AsyncRAT è uno strumento di accesso remoto open source per Windows disponibile dal 2019. Include funzionalità per l’esecuzione di comandi remoti, keylogging, esfiltrazione di dati e download di payload aggiuntivi.
I criminali informatici utilizzano attivamente questo strumento, sia in forma originale che modificata. Tale strumento consente di accedere ai sistemi di destinazione, rubare file e dati e distribuire ulteriore malware.
Il ricercatore di sicurezza Microsoft Yigal Litsky ha scoperto l’estate scorsa attacchi sferrati tramite e-mail, ma non è riuscito a ottenere il payload finale.
A settembre, il gruppo di ricerca Alien Labs di AT&T ha notato “un aumento delle e-mail di phishing rivolte a individui specifici. “Le vittime e le loro aziende sono state attentamente selezionate per un maggiore impatto.

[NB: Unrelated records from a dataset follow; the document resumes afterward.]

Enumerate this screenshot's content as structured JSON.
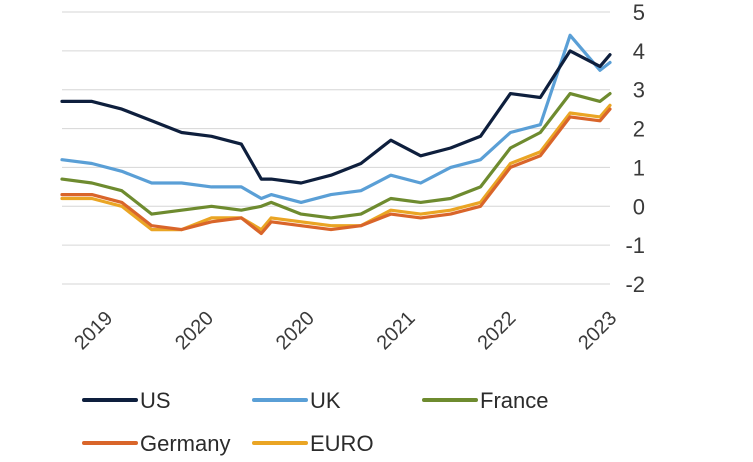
{
  "chart_data": {
    "type": "line",
    "title": "",
    "xlabel": "",
    "ylabel": "",
    "ylim": [
      -2,
      5
    ],
    "yticks": [
      5,
      4,
      3,
      2,
      1,
      0,
      -1,
      -2
    ],
    "xticks": [
      "2019",
      "2020",
      "2020",
      "2021",
      "2022",
      "2023"
    ],
    "grid": true,
    "legend": "bottom",
    "colors": {
      "US": "#0e1f3d",
      "UK": "#5a9fd6",
      "France": "#6e8b2f",
      "Germany": "#d9652a",
      "EURO": "#eaa524"
    },
    "x": [
      "2018-07",
      "2018-10",
      "2019-01",
      "2019-04",
      "2019-07",
      "2019-10",
      "2020-01",
      "2020-03",
      "2020-04",
      "2020-07",
      "2020-10",
      "2021-01",
      "2021-04",
      "2021-07",
      "2021-10",
      "2022-01",
      "2022-04",
      "2022-07",
      "2022-10",
      "2023-01",
      "2023-02"
    ],
    "series": [
      {
        "name": "US",
        "values": [
          2.7,
          2.7,
          2.5,
          2.2,
          1.9,
          1.8,
          1.6,
          0.7,
          0.7,
          0.6,
          0.8,
          1.1,
          1.7,
          1.3,
          1.5,
          1.8,
          2.9,
          2.8,
          4.0,
          3.6,
          3.9
        ]
      },
      {
        "name": "UK",
        "values": [
          1.2,
          1.1,
          0.9,
          0.6,
          0.6,
          0.5,
          0.5,
          0.2,
          0.3,
          0.1,
          0.3,
          0.4,
          0.8,
          0.6,
          1.0,
          1.2,
          1.9,
          2.1,
          4.4,
          3.5,
          3.7
        ]
      },
      {
        "name": "France",
        "values": [
          0.7,
          0.6,
          0.4,
          -0.2,
          -0.1,
          0.0,
          -0.1,
          0.0,
          0.1,
          -0.2,
          -0.3,
          -0.2,
          0.2,
          0.1,
          0.2,
          0.5,
          1.5,
          1.9,
          2.9,
          2.7,
          2.9
        ]
      },
      {
        "name": "Germany",
        "values": [
          0.3,
          0.3,
          0.1,
          -0.5,
          -0.6,
          -0.4,
          -0.3,
          -0.7,
          -0.4,
          -0.5,
          -0.6,
          -0.5,
          -0.2,
          -0.3,
          -0.2,
          0.0,
          1.0,
          1.3,
          2.3,
          2.2,
          2.5
        ]
      },
      {
        "name": "EURO",
        "values": [
          0.2,
          0.2,
          0.0,
          -0.6,
          -0.6,
          -0.3,
          -0.3,
          -0.6,
          -0.3,
          -0.4,
          -0.5,
          -0.5,
          -0.1,
          -0.2,
          -0.1,
          0.1,
          1.1,
          1.4,
          2.4,
          2.3,
          2.6
        ]
      }
    ]
  }
}
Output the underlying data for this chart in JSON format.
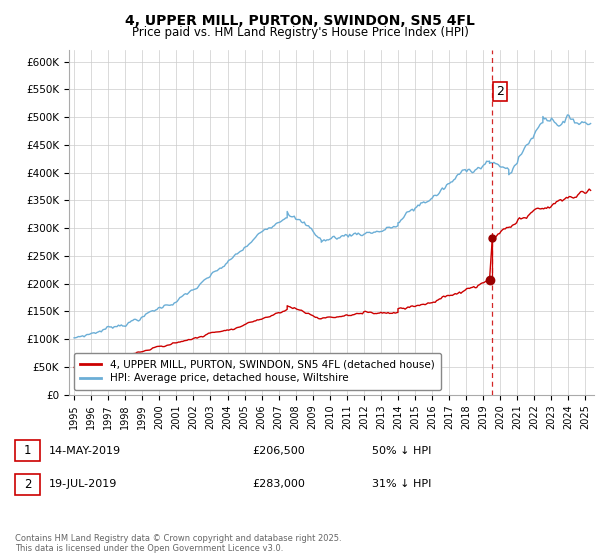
{
  "title1": "4, UPPER MILL, PURTON, SWINDON, SN5 4FL",
  "title2": "Price paid vs. HM Land Registry's House Price Index (HPI)",
  "ylim": [
    0,
    620000
  ],
  "yticks": [
    0,
    50000,
    100000,
    150000,
    200000,
    250000,
    300000,
    350000,
    400000,
    450000,
    500000,
    550000,
    600000
  ],
  "ytick_labels": [
    "£0",
    "£50K",
    "£100K",
    "£150K",
    "£200K",
    "£250K",
    "£300K",
    "£350K",
    "£400K",
    "£450K",
    "£500K",
    "£550K",
    "£600K"
  ],
  "hpi_color": "#6baed6",
  "price_color": "#cc0000",
  "vline_color": "#cc0000",
  "legend_entry1": "4, UPPER MILL, PURTON, SWINDON, SN5 4FL (detached house)",
  "legend_entry2": "HPI: Average price, detached house, Wiltshire",
  "table_row1": [
    "1",
    "14-MAY-2019",
    "£206,500",
    "50% ↓ HPI"
  ],
  "table_row2": [
    "2",
    "19-JUL-2019",
    "£283,000",
    "31% ↓ HPI"
  ],
  "footnote": "Contains HM Land Registry data © Crown copyright and database right 2025.\nThis data is licensed under the Open Government Licence v3.0.",
  "background_color": "#ffffff",
  "grid_color": "#cccccc",
  "xlim_left": 1994.7,
  "xlim_right": 2025.5
}
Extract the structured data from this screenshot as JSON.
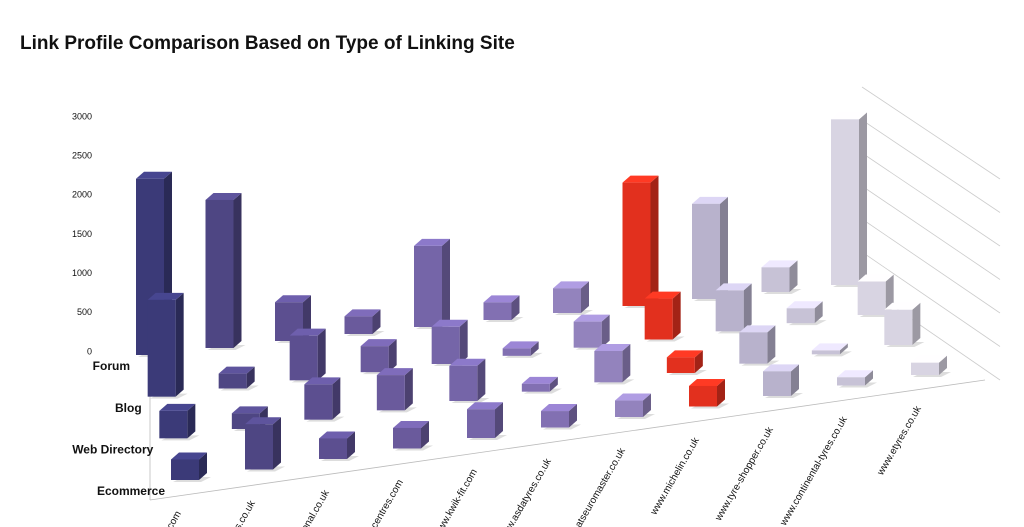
{
  "chart_data": {
    "type": "bar3d",
    "title": "Link Profile Comparison Based on Type of Linking Site",
    "categories": [
      ".com",
      "es.co.uk",
      "ional.co.uk",
      "tocentres.com",
      "www.kwik-fit.com",
      "www.asdatyres.co.uk",
      "www.atseuromaster.co.uk",
      "www.michelin.co.uk",
      "www.tyre-shopper.co.uk",
      "www.continental-tyres.co.uk",
      "www.etyres.co.uk"
    ],
    "colors": [
      "#3b3a78",
      "#4e4683",
      "#5c4f90",
      "#6a5a9c",
      "#7565a8",
      "#8270b2",
      "#9383bd",
      "#e2301e",
      "#b8b2cc",
      "#c7c2d6",
      "#d8d4e2"
    ],
    "series": [
      {
        "name": "Forum",
        "values": [
          2500,
          2100,
          550,
          250,
          1150,
          250,
          350,
          1750,
          1350,
          350,
          2350
        ]
      },
      {
        "name": "Blog",
        "values": [
          1300,
          200,
          600,
          350,
          500,
          100,
          350,
          550,
          550,
          200,
          450
        ]
      },
      {
        "name": "Web Directory",
        "values": [
          350,
          200,
          450,
          450,
          450,
          100,
          400,
          200,
          400,
          50,
          450
        ]
      },
      {
        "name": "Ecommerce",
        "values": [
          250,
          550,
          250,
          250,
          350,
          200,
          200,
          250,
          300,
          100,
          150
        ]
      }
    ],
    "ylim": [
      0,
      3000
    ],
    "yticks": [
      0,
      500,
      1000,
      1500,
      2000,
      2500,
      3000
    ],
    "grid": true
  }
}
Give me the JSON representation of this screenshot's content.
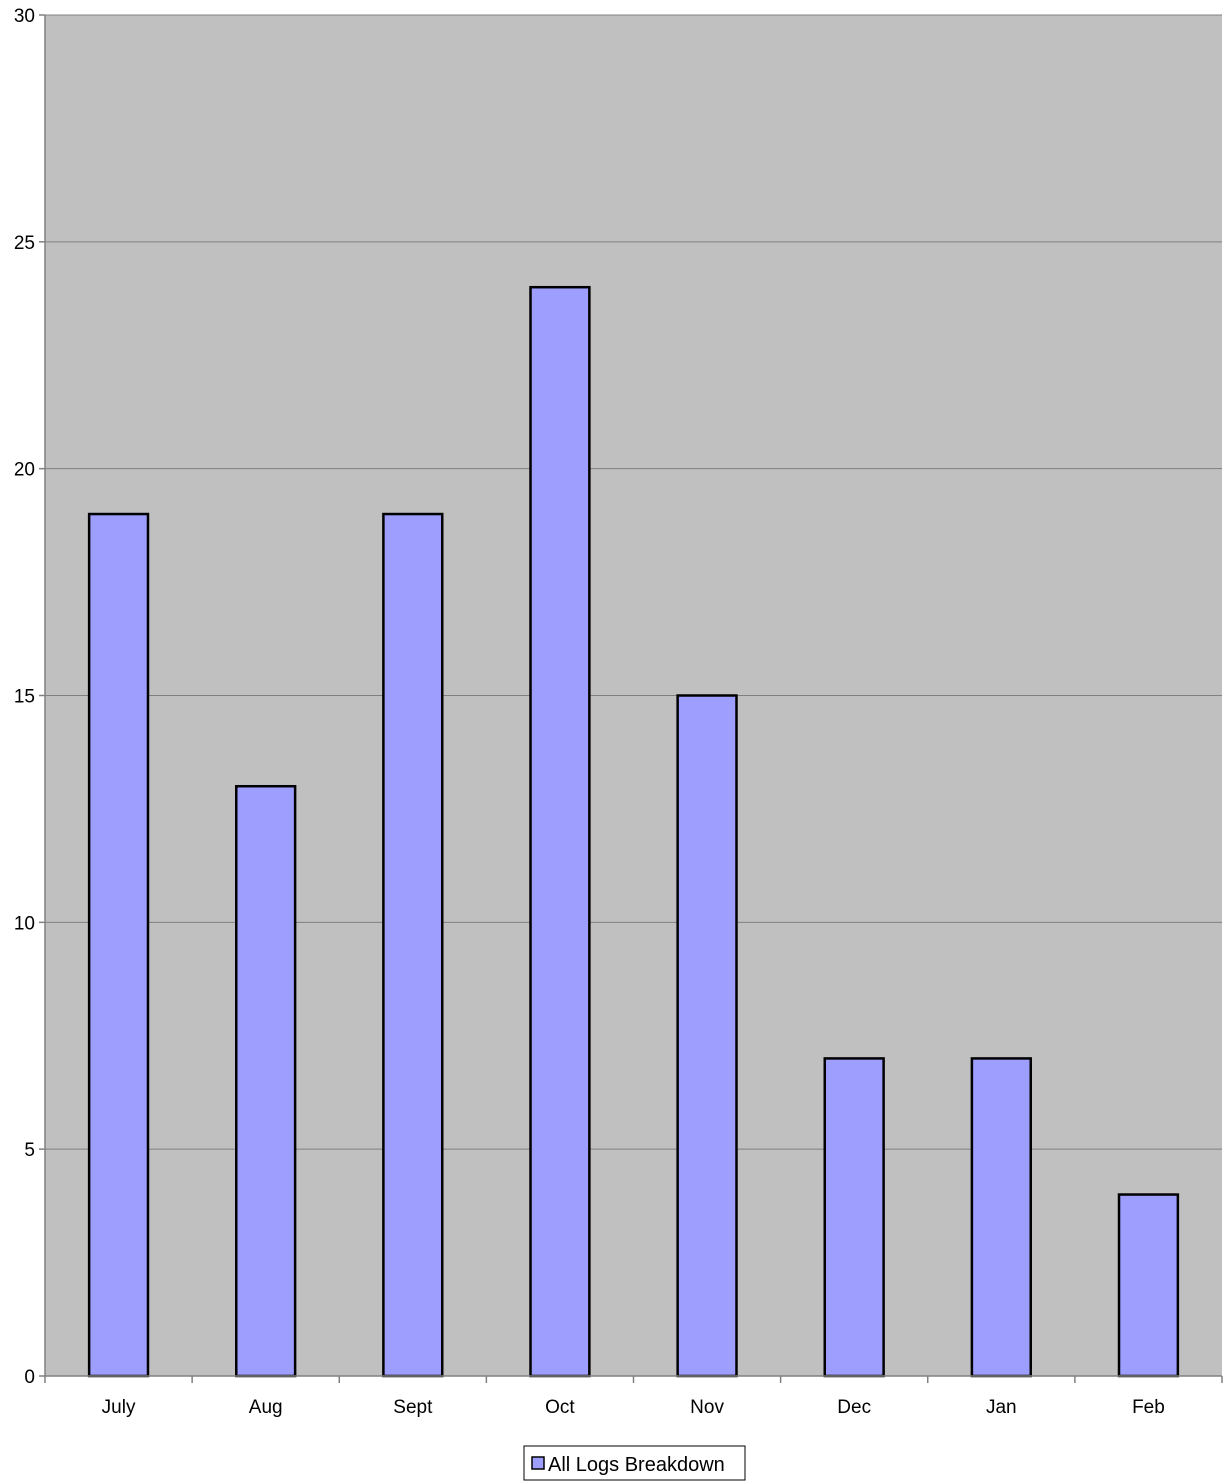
{
  "chart_data": {
    "type": "bar",
    "categories": [
      "July",
      "Aug",
      "Sept",
      "Oct",
      "Nov",
      "Dec",
      "Jan",
      "Feb"
    ],
    "series": [
      {
        "name": "All Logs Breakdown",
        "values": [
          19,
          13,
          19,
          24,
          15,
          7,
          7,
          4
        ]
      }
    ],
    "ylim": [
      0,
      30
    ],
    "yticks": [
      0,
      5,
      10,
      15,
      20,
      25,
      30
    ],
    "grid": true,
    "legend_position": "bottom-center",
    "colors": {
      "plot_background": "#c0c0c0",
      "bar_fill": "#9e9efe",
      "bar_stroke": "#000000",
      "gridline": "#808080"
    }
  }
}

Alcuni degli obiettivi identificati gestiscono infrastrutture critiche negli Stati Uniti”, ha affermato AT&T Alien Labs.
Gli attacchi iniziano con un’e-mail dannosa con un allegato GIF che porta a un file SVG che scarica script JavaScript e PowerShell offuscati. Dopo aver superato i controlli sandbox, il downloader contatta il server di comando e controllo (C2) e determina se la vittima è idonea all’infezione AsyncRAT.
Il downloader utilizza domini C2 hardcoded ospitati su BitLaunch, un servizio che consente pagamenti anonimi in criptovaluta, il che è conveniente per i criminali informatici.
Se il downloader rileva che si trova in un ambiente di analisi, distribuisce payload esca. Probabilmente nel tentativo di fuorviare i ricercatori di sicurezza e gli strumenti di rilevamento delle minacce.
Il sistema anti-sandboxing del bootloader prevede una serie di controlli eseguiti tramite comandi PowerShell. Questi ottengono informazioni sul sistema e calcolano un punteggio che indica se è in esecuzione nella macchina virtuale.
I ricercatori di AT&T Alien Labs hanno stabilito che negli ultimi 11 mesi l’aggressore ha utilizzato 300 campioni univoci di bootloader. Ognuno dei quali presentava piccole modifiche nella struttura del codice, nell’offuscamento, nei nomi e nei valori delle variabili.